I have a special liking for “soft” apples which I prefer to call “mellow.” Because they are “soft,” rather than firm and crisp, you won’t see them at farmers’ markets and certainly never in the grocery store.

Here are ten antique apple varieties I have grown for over 40 years and recommend:

Ashmead Kernel. A small, greenish yellow apple with the most intense flavor of any. It will pucker your mouth. Not attractive, but it tastes so good!

Chenango Strawberry. A beautiful shiny early August apple with light yellow background and rosy stripes. My semi-dwarf tree died last year and I have already planted a new tree. I miss it!

Duchess of Oldenburg. Medium to large light yellow with light red striping ready late July. The first of all my early varieties. All early apples are “mellow.”

Kandil Sinap. A tall skinny tree with small, skinny apples. Beautiful light yellow skin with rosy blushes and a “porcelain” finish. Will not win any taste tests, but the tree is prolific and an ideal variety for a small space.

Mother. A very late tree – noticeably later than all the others to leaf out and bloom. But it catches up. A smallish, mellow apple with orangey flesh. I really like this one!

Opalescent. A large, deep red, late apple that has some brown rot problems.

Oriole. An early August apple which tree needs plenty of room and as much sun as possible. The one apple I will plant this spring in a better place to replace the present.

Snow. This famous apple with its snow-white flesh and distinctive spicy flavor is not like any other apple variety. A mellow apple that is a poor keeper.

Swaar. The word is Dutch for “heavy.” A very late apple that hangs on after frost. If you didn’t get them picked on time, be rewarded with a beautiful sight of a bare tree with big golden globes hanging on. My tree is now in too much shade and I must replace

Zabergau Reinette. Large, rough-skinned, russeted, golden brown apple. Many grow as large as a small grapefruit. One of my most reliable trees. I have given away many bagsful of these apples.

All my trees are unsprayed. The above apples do well with my organic “neglect.” I also do not prune my trees to the ideal that a bird must be able to freely fly through it. My orchard is not an apple factory! I want it to look like a part of the landscape.

I have some antique varieties that have not done well and some modern varieties that I really like. One standard tree I have is a mystery variety. My truck driver coworkers liked it better than any I brought to work. I am going to buy Mr. Bussey’s new set of books on apple varieties and see if I can find it there.
Not that I needed that impetus to buy his magnum opus!

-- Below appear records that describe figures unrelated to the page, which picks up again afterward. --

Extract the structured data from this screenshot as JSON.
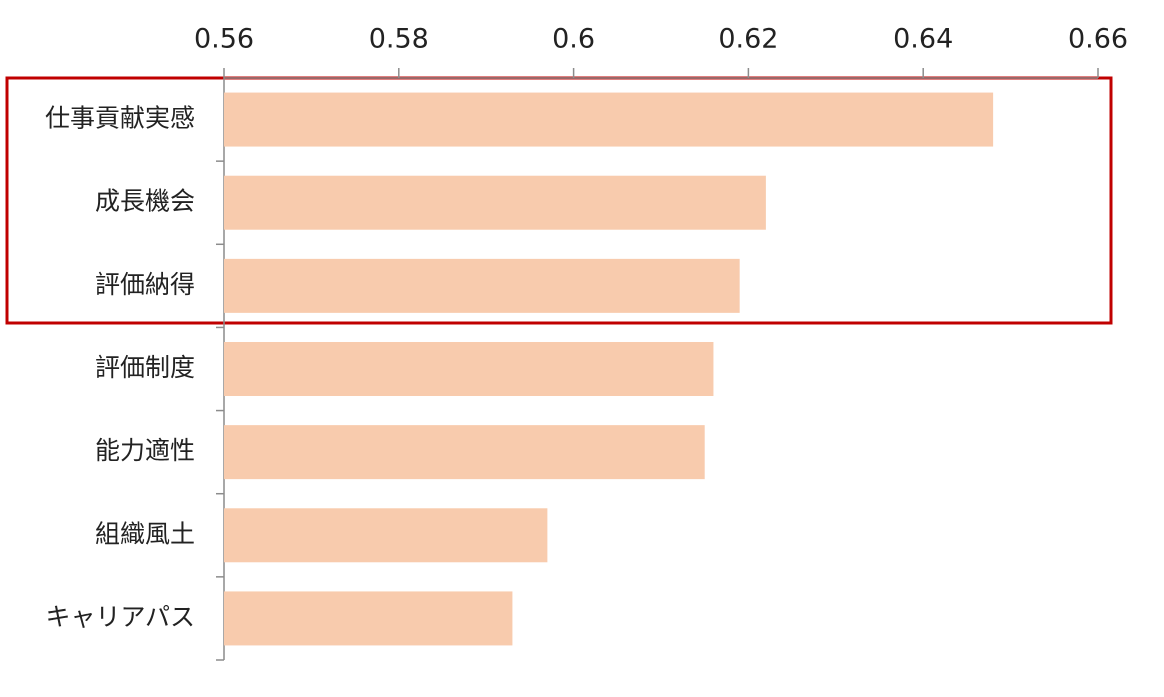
{
  "chart_data": {
    "type": "bar",
    "categories": [
      "仕事貢献実感",
      "成長機会",
      "評価納得",
      "評価制度",
      "能力適性",
      "組織風土",
      "キャリアパス"
    ],
    "values": [
      0.648,
      0.622,
      0.619,
      0.616,
      0.615,
      0.597,
      0.593
    ],
    "color": "#f8cbad",
    "xlim": [
      0.56,
      0.66
    ],
    "xticks": [
      0.56,
      0.58,
      0.6,
      0.62,
      0.64,
      0.66
    ]
  }
}
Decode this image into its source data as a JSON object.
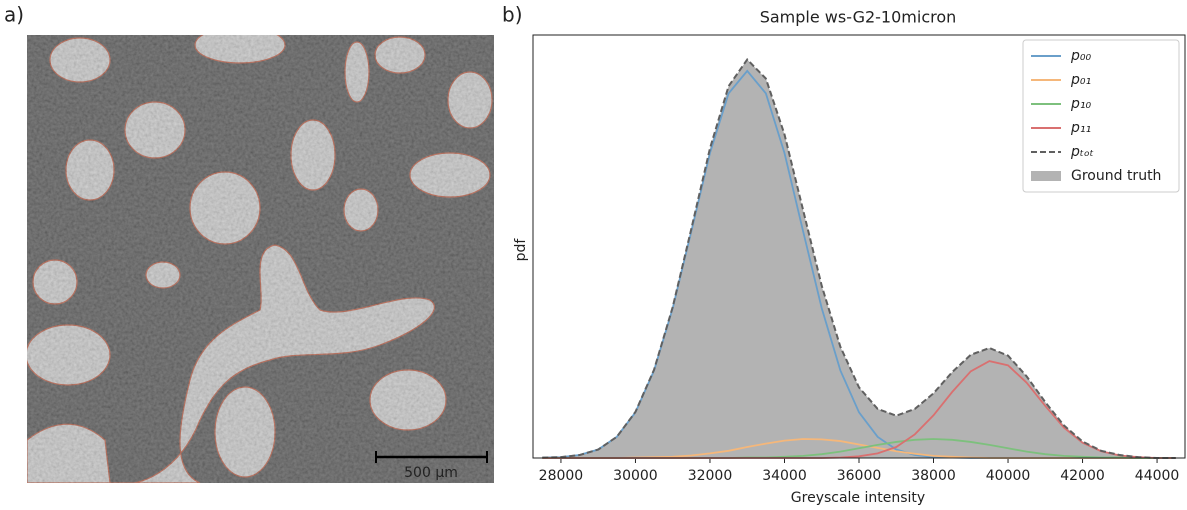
{
  "panel_labels": [
    "a)",
    "b)"
  ],
  "image": {
    "scale_bar": "500 µm"
  },
  "chart_data": {
    "type": "line",
    "title": "Sample ws-G2-10micron",
    "x_label": "Greyscale intensity",
    "y_label": "pdf",
    "x": [
      27500,
      28000,
      28500,
      29000,
      29500,
      30000,
      30500,
      31000,
      31500,
      32000,
      32500,
      33000,
      33500,
      34000,
      34500,
      35000,
      35500,
      36000,
      36500,
      37000,
      37500,
      38000,
      38500,
      39000,
      39500,
      40000,
      40500,
      41000,
      41500,
      42000,
      42500,
      43000,
      43500,
      44000,
      44500
    ],
    "xlim": [
      27250,
      44750
    ],
    "xticks": [
      28000,
      30000,
      32000,
      34000,
      36000,
      38000,
      40000,
      42000,
      44000
    ],
    "ylim": [
      0,
      1
    ],
    "legend": "upper right",
    "series": [
      {
        "name": "p₀₀",
        "color": "#6a9fca",
        "values": [
          0.001,
          0.002,
          0.007,
          0.02,
          0.05,
          0.108,
          0.207,
          0.354,
          0.536,
          0.721,
          0.862,
          0.915,
          0.862,
          0.721,
          0.536,
          0.354,
          0.207,
          0.108,
          0.05,
          0.02,
          0.007,
          0.002,
          0.001,
          0,
          0,
          0,
          0,
          0,
          0,
          0,
          0,
          0,
          0,
          0,
          0
        ]
      },
      {
        "name": "p₀₁",
        "color": "#f5b77a",
        "values": [
          0,
          0,
          0,
          0,
          0,
          0.001,
          0.002,
          0.003,
          0.006,
          0.011,
          0.017,
          0.026,
          0.034,
          0.041,
          0.045,
          0.044,
          0.04,
          0.032,
          0.024,
          0.016,
          0.01,
          0.005,
          0.003,
          0.001,
          0,
          0,
          0,
          0,
          0,
          0,
          0,
          0,
          0,
          0,
          0
        ]
      },
      {
        "name": "p₁₀",
        "color": "#7dc07d",
        "values": [
          0,
          0,
          0,
          0,
          0,
          0,
          0,
          0,
          0,
          0,
          0,
          0.001,
          0.001,
          0.003,
          0.005,
          0.009,
          0.015,
          0.023,
          0.031,
          0.038,
          0.043,
          0.045,
          0.043,
          0.038,
          0.031,
          0.023,
          0.015,
          0.009,
          0.005,
          0.003,
          0.001,
          0.001,
          0,
          0,
          0
        ]
      },
      {
        "name": "p₁₁",
        "color": "#d97070",
        "values": [
          0,
          0,
          0,
          0,
          0,
          0,
          0,
          0,
          0,
          0,
          0,
          0,
          0,
          0,
          0,
          0,
          0.001,
          0.004,
          0.011,
          0.026,
          0.056,
          0.101,
          0.156,
          0.205,
          0.229,
          0.219,
          0.178,
          0.123,
          0.072,
          0.036,
          0.016,
          0.006,
          0.002,
          0,
          0
        ]
      },
      {
        "name": "pₜₒₜ",
        "color": "#606060",
        "dashed": true,
        "values": [
          0.001,
          0.002,
          0.007,
          0.02,
          0.05,
          0.109,
          0.209,
          0.357,
          0.542,
          0.732,
          0.879,
          0.942,
          0.897,
          0.765,
          0.586,
          0.407,
          0.263,
          0.167,
          0.116,
          0.1,
          0.116,
          0.153,
          0.203,
          0.244,
          0.26,
          0.242,
          0.193,
          0.132,
          0.077,
          0.039,
          0.017,
          0.007,
          0.002,
          0,
          0
        ]
      },
      {
        "name": "Ground truth",
        "color": "#b3b3b3",
        "filled": true,
        "values": [
          0.001,
          0.002,
          0.007,
          0.02,
          0.05,
          0.109,
          0.209,
          0.357,
          0.542,
          0.732,
          0.879,
          0.942,
          0.897,
          0.765,
          0.586,
          0.407,
          0.263,
          0.167,
          0.116,
          0.1,
          0.116,
          0.153,
          0.203,
          0.244,
          0.26,
          0.242,
          0.193,
          0.132,
          0.077,
          0.039,
          0.017,
          0.007,
          0.002,
          0,
          0
        ]
      }
    ]
  }
}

We had a very hot, dry July. I have noticed that apple trees do well enough in Iowa’s extreme climate, including drought. Many of my trees are biennial bearers. I don’t have an answer to this. Some of them are too close together. This is a problem common to those of us have with limited space, who still
try to grow everything we would like.

It seems that semi-dwarf varieties have a shorter life span than standard. Some of them have died or seem to be on their way out. Has anyone else noticed this? If this sub-zero weather we are having now in early January lets up, my chain saw will get a workout and my neighbor will get a lot of apple wood for his grill!

I have a couple pieces of advice to beginners; give your trees plenty of room. If you want early apples, plant some of these varieties I have named. They are all good eating apples. Wealthy and Yellow Transparent may be more common, but they are so inferior!

A sweet pleasure of life is going out into your orchard and picking your dessert off the tree.